With a price-to-sales ratio of 2.5—lower than the sector median of 3—and revenue growth exceeding the sector median of 6%, there appears to be some upside for value investors. However, profitability concerns weigh on the outlook. The company’s price-to-earnings ratio stands at 16, compared with a sector median of 12, and earnings growth is just 4% year-over-year versus 6% for the sector. Given these financials, I am not a buyer of PayPal stock at today’s valuation.

However, management has recently addressed growing concerns about profitability. It expects low teens+ non-GAAP earnings per share growth by 2027 and strives for 20%+ earnings per share growth in the long term. However, this is some way off, and I’m looking for a little more evidence in the near term before I’d be happy to pull the trigger on PayPal stock as a medium-term or long-term holding.

Short-Term Volatility Means Opportunity

From a technical standpoint, this is not the worst short-term entry point for a trade. However, long-term value investors like myself, who seek investments with more sustained upside, are unlikely to buy at current levels. The weekly chart shows the 14-week Relative Strength Index (RSI) at approximately 40. While this indicates weakness and relatively good value, it is not the ideal entry point—my view is that an RSI below 30 would be preferable.

PayPal Holdings (PYPL) technical analysis sentiment overview

Looking at the daily chart, there appears to be slightly more opportunity. The 14-day RSI is just over 30, suggesting that buying now may offer substantial short-term upside. However, as with many short-term trades, I would only hold the stock for a few months until the RSI reaches 60–70; at this point, I would sell and redeploy my capital into other, more lucrative, long-term investments. That’s unless those double-digit earnings growth rates start to become more tenable, of course.
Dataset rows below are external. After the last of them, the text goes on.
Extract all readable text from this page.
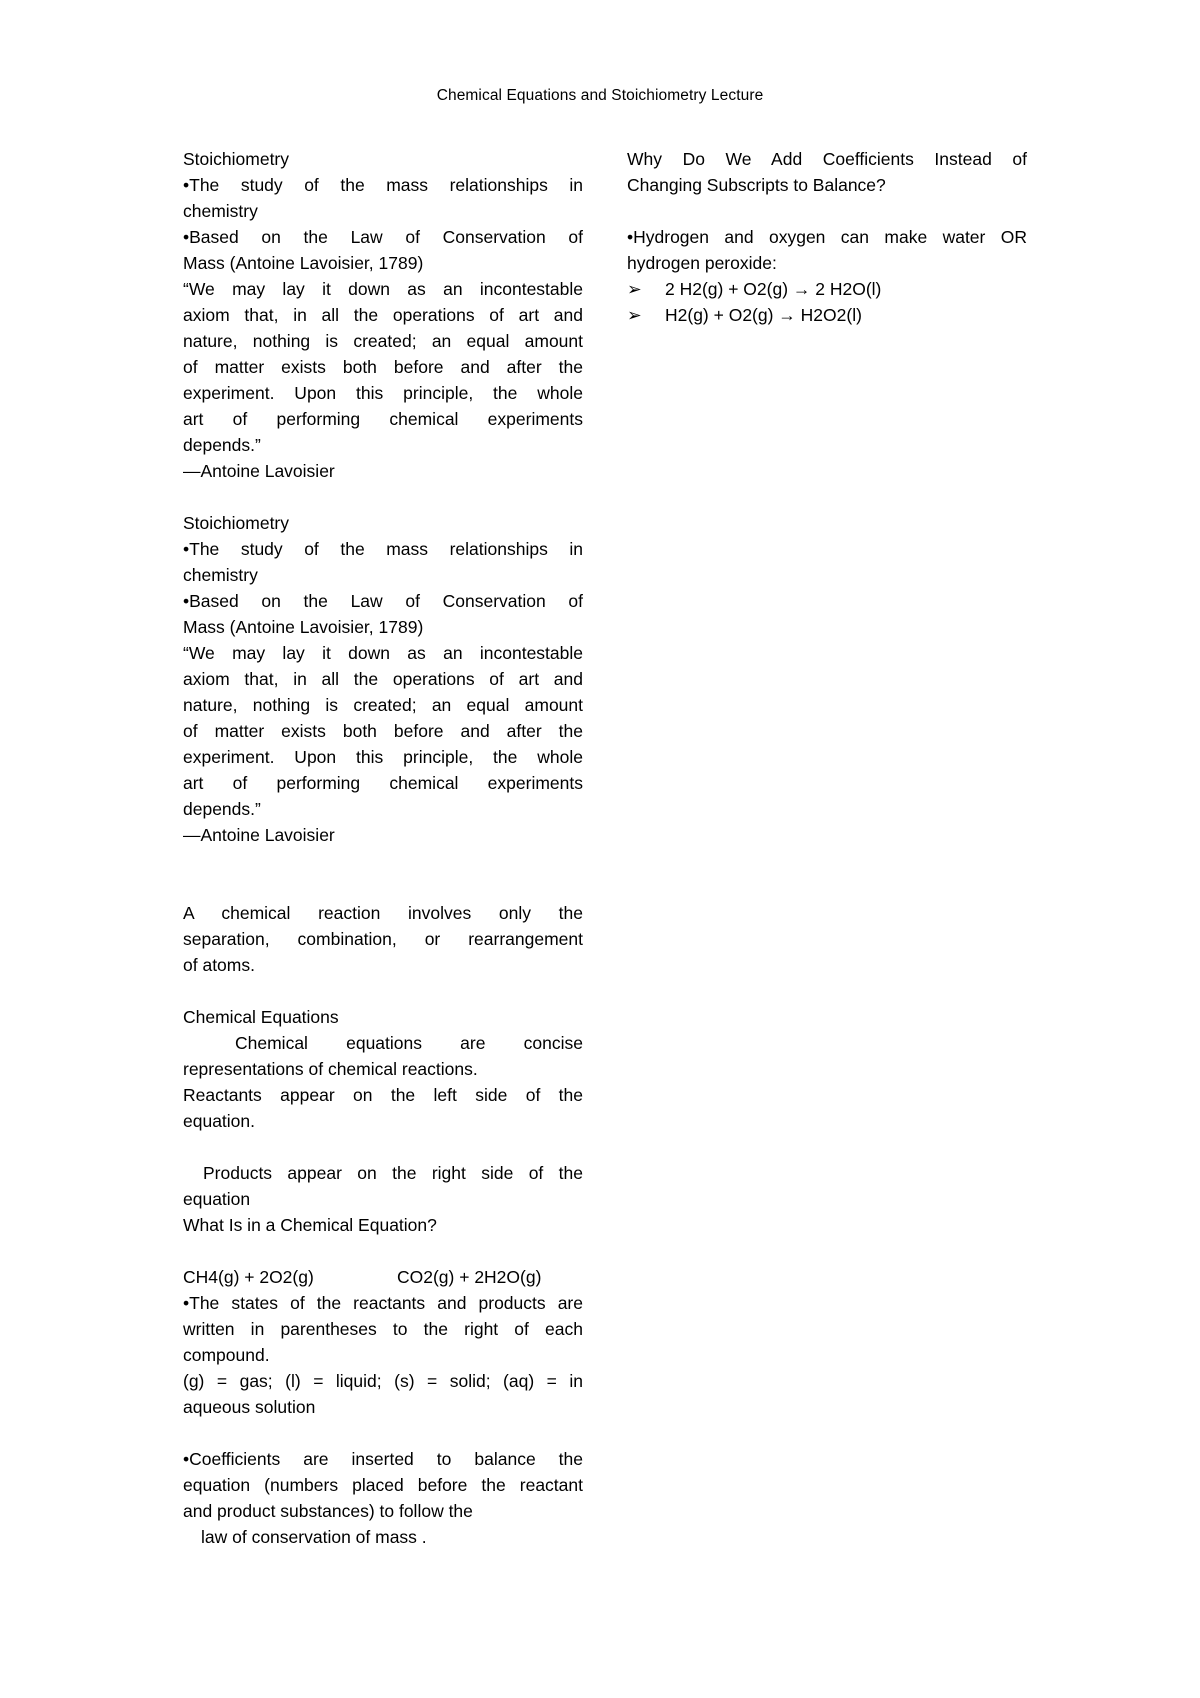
Chemical Equations and Stoichiometry Lecture
Stoichiometry
•The study of the mass relationships in
chemistry
•Based on the Law of Conservation of
Mass (Antoine Lavoisier, 1789)
“We may lay it down as an incontestable
axiom that, in all the operations of art and
nature, nothing is created; an equal amount
of matter exists both before and after the
experiment. Upon this principle, the whole
art of performing chemical experiments
depends.”
—Antoine Lavoisier
Stoichiometry
•The study of the mass relationships in
chemistry
•Based on the Law of Conservation of
Mass (Antoine Lavoisier, 1789)
“We may lay it down as an incontestable
axiom that, in all the operations of art and
nature, nothing is created; an equal amount
of matter exists both before and after the
experiment. Upon this principle, the whole
art of performing chemical experiments
depends.”
—Antoine Lavoisier
A chemical reaction involves only the
separation, combination, or rearrangement
of atoms.
Chemical Equations
Chemical equations are concise
representations of chemical reactions.
Reactants appear on the left side of the
equation.
Products appear on the right side of the
equation
What Is in a Chemical Equation?
CH4(g) + 2O2(g)	CO2(g) + 2H2O(g)
•The states of the reactants and products are
written in parentheses to the right of each
compound.
(g) = gas; (l) = liquid; (s) = solid; (aq) = in
aqueous solution
•Coefficients are inserted to balance the
equation (numbers placed before the reactant
and product substances) to follow the
law of conservation of mass .
Why Do We Add Coefficients Instead of
Changing Subscripts to Balance?
•Hydrogen and oxygen can make water OR
hydrogen peroxide:
➢	2 H2(g) + O2(g) → 2 H2O(l)
➢	H2(g) + O2(g) → H2O2(l)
Is PayPal a Buy, Sell, or Hold?

On Wall Street, PayPal holds a consensus Moderate Buy rating based on 16 Buy, 13 Hold, and zero Sell ratings over the past three months. The average PYPL price target of $96.84 suggests a 35% upside potential over the coming year. This indicates that the stock is still positioned opportunistically; however, as I mentioned, this upside is unlikely to persist and is vulnerable to shifts in sentiment due to weaknesses in the stock’s financials relative to the broader sector.

PayPal Holdings (PYPL) stock forecast for the next 12 months including a high, average, and low price target
Detailed list of analyst forecasts​ for 
PayPal Holdings (PYPL) stock
See more PYPL analyst ratings

PayPal Isn’t the Only Fish in the Payments Ocean

While PayPal offers exposure to a reasonable valuation and boasts a strong management team working diligently to help shareholders thrive, its return prospects are hindered by moderate financial growth for now. Although PayPal stock might be a good buy over the next few months based on technical indicators and sentiment, this approach remains risky and most suitable for investors with a strong risk appetite only.

I prefer strong sentiment indicators, robust and expanding growth rates, and an expansive market opportunity with an enduring competitive moat. PayPal falls short of being one of the best-in-class stocks I typically invest in. Maybe famous wealth manager Charlie Munger says it best: “The big money is not in the buying and selling, but in the waiting.”